When my mother divorced she spent a few years searching spiritually and emotionally and lost us kids to adulthood at about the same time. I went away to college the day she turned 40. And I wondered later if perhaps losing the identity of motherhood quickly was something that had hurt her more than she let on. Because I know her need to be a mother was not gone. Suddenly, one day Bruce Stevens came into her life. I was away at college and barely had time to get home to meet him before the nuptials were planned. With just a few hours to spare I met my new father. Before I had even come home from school, I was having my part written in a wedding and joining a family I didn’t know. It happened fast, and some of us thought at the time maybe too fast. But that feeling was quickly eclipsed when we saw my mother go through a spiritual renaissance. All of the energy she had spent searching and fighting through her shyness and confusion was suddenly extremely focused, and the shy mom who I grew up with turned into this powerhouse of ideas and energy and direction, who could act quickly on any moral imperative only because she thought it was right. And once she knew that it was right, all of a sudden, you could not stop her under any circumstances. A few years ago, she said she was taking as many foster kids and grandkids as possible on a trip to Niagara Falls, New York City and Washington, D.C. In about four days. In a van. From Oklahoma. I insisted that she was crazy. There was no way that trip worked. People in Oklahoma said it wouldn’t work, but when she wouldn’t let up, they said, “Hey, can I go?” And now we have the pictures to prove—she did it.

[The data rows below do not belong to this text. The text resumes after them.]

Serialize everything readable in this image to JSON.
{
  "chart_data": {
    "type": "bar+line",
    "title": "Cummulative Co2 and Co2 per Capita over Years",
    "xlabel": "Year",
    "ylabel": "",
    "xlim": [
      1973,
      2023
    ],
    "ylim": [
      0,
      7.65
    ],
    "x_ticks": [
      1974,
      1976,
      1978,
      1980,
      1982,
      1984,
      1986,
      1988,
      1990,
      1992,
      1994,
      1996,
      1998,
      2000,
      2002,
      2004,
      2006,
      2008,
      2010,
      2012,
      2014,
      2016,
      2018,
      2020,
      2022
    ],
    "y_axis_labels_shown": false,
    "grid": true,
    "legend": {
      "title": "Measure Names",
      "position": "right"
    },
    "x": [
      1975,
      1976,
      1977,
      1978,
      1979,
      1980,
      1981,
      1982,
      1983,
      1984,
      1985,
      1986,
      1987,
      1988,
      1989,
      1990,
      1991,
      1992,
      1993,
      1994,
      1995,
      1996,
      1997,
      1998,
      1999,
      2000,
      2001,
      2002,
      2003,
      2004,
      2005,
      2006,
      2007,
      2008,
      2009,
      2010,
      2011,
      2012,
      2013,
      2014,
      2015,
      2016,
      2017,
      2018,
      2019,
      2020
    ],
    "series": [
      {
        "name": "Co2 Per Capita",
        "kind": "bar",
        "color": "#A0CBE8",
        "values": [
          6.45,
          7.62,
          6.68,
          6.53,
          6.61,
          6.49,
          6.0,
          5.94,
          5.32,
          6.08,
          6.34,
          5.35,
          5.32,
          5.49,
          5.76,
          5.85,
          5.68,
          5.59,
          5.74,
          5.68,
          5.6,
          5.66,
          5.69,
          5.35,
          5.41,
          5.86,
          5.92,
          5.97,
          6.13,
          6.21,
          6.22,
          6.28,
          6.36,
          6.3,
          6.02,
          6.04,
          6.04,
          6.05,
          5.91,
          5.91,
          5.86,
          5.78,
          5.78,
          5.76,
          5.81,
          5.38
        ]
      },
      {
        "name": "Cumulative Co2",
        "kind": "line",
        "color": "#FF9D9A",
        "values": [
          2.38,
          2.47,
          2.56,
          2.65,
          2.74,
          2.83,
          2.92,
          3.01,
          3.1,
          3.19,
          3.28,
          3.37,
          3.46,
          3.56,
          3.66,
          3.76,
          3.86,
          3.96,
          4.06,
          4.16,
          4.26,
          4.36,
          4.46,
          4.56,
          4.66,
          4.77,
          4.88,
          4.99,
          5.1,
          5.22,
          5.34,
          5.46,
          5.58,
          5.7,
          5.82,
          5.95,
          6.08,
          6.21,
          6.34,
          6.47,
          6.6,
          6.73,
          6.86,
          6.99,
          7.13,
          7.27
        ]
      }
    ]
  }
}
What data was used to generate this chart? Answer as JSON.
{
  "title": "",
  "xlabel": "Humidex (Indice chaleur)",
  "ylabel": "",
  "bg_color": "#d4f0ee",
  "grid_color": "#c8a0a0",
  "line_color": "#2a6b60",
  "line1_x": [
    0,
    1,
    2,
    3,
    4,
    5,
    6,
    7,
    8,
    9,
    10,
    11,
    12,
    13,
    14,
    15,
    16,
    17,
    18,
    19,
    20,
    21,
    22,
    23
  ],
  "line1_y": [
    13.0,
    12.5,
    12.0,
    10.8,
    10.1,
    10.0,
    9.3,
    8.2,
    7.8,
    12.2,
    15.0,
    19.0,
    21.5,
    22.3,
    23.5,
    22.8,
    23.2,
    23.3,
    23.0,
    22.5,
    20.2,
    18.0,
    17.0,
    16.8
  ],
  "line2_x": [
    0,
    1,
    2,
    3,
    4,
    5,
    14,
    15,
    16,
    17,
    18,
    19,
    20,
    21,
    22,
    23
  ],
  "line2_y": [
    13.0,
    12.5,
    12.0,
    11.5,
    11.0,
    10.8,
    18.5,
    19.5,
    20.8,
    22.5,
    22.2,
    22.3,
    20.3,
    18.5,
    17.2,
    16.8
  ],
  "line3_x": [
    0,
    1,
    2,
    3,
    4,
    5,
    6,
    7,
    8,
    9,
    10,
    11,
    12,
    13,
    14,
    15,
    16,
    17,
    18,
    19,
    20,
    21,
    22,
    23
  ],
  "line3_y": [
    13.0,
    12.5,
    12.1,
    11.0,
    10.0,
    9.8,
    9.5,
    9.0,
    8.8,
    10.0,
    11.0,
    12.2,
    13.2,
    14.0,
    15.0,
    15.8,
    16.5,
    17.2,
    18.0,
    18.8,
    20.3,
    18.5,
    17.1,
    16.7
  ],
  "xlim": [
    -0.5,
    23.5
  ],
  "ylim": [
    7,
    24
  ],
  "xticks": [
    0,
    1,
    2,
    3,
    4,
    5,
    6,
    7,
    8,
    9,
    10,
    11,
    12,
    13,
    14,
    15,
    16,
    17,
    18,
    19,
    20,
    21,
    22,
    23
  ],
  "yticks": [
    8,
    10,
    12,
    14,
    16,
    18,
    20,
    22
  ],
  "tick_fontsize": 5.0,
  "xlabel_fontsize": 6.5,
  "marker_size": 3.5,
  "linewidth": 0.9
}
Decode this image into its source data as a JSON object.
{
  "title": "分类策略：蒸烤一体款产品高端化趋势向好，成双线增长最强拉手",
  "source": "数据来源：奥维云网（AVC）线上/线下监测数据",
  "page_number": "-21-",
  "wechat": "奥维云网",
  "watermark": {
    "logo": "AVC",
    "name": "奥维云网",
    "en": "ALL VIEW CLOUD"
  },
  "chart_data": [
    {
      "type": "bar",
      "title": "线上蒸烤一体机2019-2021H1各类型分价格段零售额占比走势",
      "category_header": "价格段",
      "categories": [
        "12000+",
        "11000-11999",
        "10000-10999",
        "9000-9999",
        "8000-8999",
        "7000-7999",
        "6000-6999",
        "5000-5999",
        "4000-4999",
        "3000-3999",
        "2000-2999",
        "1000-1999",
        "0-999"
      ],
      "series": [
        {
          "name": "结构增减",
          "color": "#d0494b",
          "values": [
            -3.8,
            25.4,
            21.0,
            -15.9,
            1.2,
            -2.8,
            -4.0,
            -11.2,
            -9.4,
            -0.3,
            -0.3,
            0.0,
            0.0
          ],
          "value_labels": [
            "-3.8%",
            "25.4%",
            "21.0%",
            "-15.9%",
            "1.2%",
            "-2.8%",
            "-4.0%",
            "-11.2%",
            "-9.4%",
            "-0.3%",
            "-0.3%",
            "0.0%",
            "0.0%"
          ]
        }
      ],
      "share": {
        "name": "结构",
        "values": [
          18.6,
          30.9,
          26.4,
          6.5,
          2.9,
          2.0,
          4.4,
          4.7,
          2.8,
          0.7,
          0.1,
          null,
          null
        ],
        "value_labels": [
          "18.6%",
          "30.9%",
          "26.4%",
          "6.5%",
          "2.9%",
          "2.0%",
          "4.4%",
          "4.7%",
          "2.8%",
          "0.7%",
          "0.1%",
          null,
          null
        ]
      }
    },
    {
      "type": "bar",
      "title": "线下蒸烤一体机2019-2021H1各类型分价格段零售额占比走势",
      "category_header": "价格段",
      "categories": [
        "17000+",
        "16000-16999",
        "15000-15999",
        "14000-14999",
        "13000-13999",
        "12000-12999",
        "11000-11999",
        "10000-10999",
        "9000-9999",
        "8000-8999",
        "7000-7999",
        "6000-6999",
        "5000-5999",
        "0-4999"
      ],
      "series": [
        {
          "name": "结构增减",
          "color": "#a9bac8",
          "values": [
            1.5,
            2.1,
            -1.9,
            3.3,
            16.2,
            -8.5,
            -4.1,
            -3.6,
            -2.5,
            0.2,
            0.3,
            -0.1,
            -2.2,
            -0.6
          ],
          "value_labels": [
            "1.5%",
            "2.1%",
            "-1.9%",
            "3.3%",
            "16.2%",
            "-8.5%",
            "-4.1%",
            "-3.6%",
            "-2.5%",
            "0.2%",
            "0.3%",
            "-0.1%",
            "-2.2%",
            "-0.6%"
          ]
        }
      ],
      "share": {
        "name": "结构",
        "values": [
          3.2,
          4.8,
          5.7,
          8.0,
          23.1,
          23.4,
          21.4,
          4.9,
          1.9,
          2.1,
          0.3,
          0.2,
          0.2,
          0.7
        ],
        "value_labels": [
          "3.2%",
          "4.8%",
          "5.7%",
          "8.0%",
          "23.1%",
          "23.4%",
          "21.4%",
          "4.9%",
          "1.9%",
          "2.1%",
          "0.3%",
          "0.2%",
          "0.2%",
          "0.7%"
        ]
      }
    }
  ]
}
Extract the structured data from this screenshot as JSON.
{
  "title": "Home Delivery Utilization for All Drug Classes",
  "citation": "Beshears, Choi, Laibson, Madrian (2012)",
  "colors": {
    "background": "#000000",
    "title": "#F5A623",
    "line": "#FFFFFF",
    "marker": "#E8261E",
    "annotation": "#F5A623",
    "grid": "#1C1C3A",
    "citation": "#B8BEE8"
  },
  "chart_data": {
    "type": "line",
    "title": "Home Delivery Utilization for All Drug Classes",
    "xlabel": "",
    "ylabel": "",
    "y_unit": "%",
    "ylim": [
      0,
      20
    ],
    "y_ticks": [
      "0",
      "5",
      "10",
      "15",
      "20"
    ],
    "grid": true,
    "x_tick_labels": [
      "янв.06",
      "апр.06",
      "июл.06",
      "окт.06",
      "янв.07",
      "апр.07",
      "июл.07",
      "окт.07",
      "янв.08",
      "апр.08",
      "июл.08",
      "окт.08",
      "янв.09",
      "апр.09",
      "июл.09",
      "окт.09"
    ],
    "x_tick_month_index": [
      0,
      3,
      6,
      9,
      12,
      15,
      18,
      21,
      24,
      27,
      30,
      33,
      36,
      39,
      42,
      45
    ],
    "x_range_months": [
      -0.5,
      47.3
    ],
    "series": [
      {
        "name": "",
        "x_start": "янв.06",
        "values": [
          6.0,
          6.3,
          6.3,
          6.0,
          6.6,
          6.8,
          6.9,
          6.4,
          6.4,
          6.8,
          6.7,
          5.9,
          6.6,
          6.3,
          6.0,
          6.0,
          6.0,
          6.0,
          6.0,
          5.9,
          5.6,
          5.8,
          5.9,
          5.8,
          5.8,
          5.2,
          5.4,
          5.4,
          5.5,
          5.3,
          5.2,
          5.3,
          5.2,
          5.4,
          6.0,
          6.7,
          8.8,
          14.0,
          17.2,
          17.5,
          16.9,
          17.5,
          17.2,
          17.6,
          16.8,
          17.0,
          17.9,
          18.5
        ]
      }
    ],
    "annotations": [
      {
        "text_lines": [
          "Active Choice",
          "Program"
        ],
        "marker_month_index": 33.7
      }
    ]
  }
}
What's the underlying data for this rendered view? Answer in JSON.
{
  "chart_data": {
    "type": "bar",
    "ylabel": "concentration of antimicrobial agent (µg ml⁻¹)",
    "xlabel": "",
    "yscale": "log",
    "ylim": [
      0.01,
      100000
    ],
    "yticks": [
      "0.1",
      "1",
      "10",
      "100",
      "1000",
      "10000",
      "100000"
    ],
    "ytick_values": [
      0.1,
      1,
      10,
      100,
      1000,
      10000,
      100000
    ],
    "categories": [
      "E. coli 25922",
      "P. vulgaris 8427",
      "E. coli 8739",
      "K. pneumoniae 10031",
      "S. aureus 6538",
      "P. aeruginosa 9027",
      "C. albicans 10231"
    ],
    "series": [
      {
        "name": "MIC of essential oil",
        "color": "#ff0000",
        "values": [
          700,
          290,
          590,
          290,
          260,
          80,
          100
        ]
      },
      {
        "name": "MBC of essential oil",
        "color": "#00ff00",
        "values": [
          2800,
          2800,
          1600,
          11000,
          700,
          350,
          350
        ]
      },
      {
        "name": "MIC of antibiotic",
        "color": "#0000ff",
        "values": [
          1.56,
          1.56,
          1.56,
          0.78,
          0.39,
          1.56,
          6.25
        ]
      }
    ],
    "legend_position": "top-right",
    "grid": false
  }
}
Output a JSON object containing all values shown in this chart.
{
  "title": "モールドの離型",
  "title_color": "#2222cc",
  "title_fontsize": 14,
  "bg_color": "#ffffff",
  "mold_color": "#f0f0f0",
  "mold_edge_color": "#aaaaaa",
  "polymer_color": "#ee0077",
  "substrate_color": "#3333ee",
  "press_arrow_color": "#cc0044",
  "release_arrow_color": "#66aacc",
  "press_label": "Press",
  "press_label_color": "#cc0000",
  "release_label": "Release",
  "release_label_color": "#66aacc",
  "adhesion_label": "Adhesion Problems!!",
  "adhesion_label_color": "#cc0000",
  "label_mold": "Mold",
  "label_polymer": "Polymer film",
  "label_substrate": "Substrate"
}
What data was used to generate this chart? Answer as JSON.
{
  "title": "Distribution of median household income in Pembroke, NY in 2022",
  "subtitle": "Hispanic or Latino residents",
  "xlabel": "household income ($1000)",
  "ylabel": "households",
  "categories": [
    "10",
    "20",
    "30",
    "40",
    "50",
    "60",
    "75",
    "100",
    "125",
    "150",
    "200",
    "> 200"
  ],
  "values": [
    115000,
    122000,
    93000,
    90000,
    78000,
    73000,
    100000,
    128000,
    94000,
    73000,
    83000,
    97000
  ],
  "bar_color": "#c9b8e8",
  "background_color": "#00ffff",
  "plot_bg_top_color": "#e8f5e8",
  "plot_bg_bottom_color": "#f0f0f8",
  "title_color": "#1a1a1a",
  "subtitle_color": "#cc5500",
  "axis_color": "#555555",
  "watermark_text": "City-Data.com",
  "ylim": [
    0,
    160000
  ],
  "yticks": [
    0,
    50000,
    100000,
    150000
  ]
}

I think all of us know how hard it is to do the right thing—to take in strangers, to give money to charity, to sacrifice your time and your safety for an idea that’s bigger than you. And yet my mother seemed overnight to be stronger than all of us. She retired from the IRS and in her late 40s started talking about law school. She became a lawyer and started helping the entire family with various problems, even me with tax help. She became such a champion, that every new person in trouble became a project. She tried to figure out what that person needed to offer them strength, find out what their obstacles were and then help them overcome. And at the same time she had to assuage the rest of us who doubted that it could be achieved. Sometimes you felt like you were in the movie It’s a Wonderful Life, where George Baily’s father kept breaking the bank, giving to her church, her kids and her foster kids. Most recently, she brought in two dogs, who literally ate her house. There are no more cushions. There are no more rugs. They even ate the remote controls to her television. But my mother was the kind of person who had, through everything she had been through, learned to see from the Sparky and Max’s perspective. Max, the pit bull, was just a giant baby. And Sparky, the constantly barking mutt, was just a little dog who had been taken away from it’s mother too soon.
Well today I am seeing the world from Sparky’s perspective.